Contracts still stand
For Ringger, a contract is a contract. He accepted delivery of a new batch of 12-pound weaned pigs in May despite not moving “hardly any” ready-to-market hogs off his farm in April.
“It’s the same for everybody. We might be able to get a load here and there, but we’ve got 1,800 pigs that need to go to market in the next week,” he says, adding a friend from Armington, Ill., is letting him use an empty barn that will allow them to hold on to mature hogs longer. “We’re pretty fortunate to have that.”
The barn bought the Ringgers precious time. They reduced soybean meal rations for their largest hogs in April and also cut out high-protein supplements such as dried distillers grain. In a normal year, they don’t sell much local meat — maybe 10 pigs to hunters and other small-time customers — but the Ringgers sold 300 head in April and early May. That freed up space in their full barns.

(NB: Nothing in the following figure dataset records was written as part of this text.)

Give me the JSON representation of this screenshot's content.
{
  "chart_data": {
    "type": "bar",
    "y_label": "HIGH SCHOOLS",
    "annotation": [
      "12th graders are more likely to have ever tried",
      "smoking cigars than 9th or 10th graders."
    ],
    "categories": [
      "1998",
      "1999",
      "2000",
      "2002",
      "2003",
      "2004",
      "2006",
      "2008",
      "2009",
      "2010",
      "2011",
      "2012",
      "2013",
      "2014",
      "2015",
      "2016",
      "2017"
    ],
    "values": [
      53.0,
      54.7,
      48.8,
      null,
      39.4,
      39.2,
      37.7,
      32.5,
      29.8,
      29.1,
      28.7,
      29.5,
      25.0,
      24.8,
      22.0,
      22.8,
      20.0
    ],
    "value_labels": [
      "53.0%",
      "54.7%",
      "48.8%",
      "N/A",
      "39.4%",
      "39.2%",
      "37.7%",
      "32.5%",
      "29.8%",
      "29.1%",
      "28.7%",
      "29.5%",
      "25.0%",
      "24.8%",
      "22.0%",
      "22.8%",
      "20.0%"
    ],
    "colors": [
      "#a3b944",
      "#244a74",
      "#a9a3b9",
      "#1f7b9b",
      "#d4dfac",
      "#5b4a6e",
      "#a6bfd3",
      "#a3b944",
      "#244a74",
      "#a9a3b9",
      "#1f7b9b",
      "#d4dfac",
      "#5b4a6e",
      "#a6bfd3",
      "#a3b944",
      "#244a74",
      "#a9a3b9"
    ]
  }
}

Ringger’s wife, Whitney, sold most of the pigs on Facebook, and he says one person called and bought 20 pigs to donate to the Midwest Food Bank.
“We’re hopeful things will turn around,” Ringger says. “We’ll see what happens, but the barn gave us a little time to get rid of the big ones.” He notes that as weaned pigs get bigger, they’ll cut down rations to hold the animals in the barn longer.
USDA is offering Environmental Quality Incentives Program money to hog farmers, reimbursing them $20 per euthanized grown pig and a little under $1 for weaned pigs. Ringger says he would need $150 per pig to break even and is seeking approval for a permit to depopulate a large amount of pigs “in case we need it.”
“To take $20 when we have this much invested, it’s going to be a pretty big financial loss,” he says. “It’s definitely not something we want to do from a financial standpoint, and just a mental health standpoint, so we’re trying to hold on for better prices.”
As Steve Meyer of Kerns and Associates wrote in National Hog Farmer on May 11, “Without some government help, many producers will not be able to absorb this kind of loss. Another massive — and maybe final — round of consolidation looms.”
LARGE LOSS: USDA’s Environmental Quality Incentives Program is offering to reimburse farmers $20 per euthanized grown pigs and a little under $1 for weaned pigs.
With 40 acres of wheat in central Illinois, Ringger says he eventually looks forward to the revenue that harvest will generate. Wheat prices fell less steeply in March than livestock prices. The reason: The restaurant industry is more important to meat than wheat. Forcing sit-down restaurants to serve only takeout meant sales plummeted across the country.
“A lot of people, there’s limits to what they can do. They can grill a pork chop at home, but unless you have a smoker and you know how to smoke ribs, you’re not going to be eating what you usually eat at restaurants,” Ringger says, adding that as restaurants reopen and meet with more demand, they’re also contending with a developing meat shortage that could continue to drive prices higher.
Corn and soybean harvests on the rest of his acreage also will provide income, depending on where prices end up during harvesttime, but there’s potential to earn below the cost of production.
“We’ve bought ourselves time. We’re doing what we can and just taking it day by day,” Ringger concludes. “It’s getting difficult for everyone.”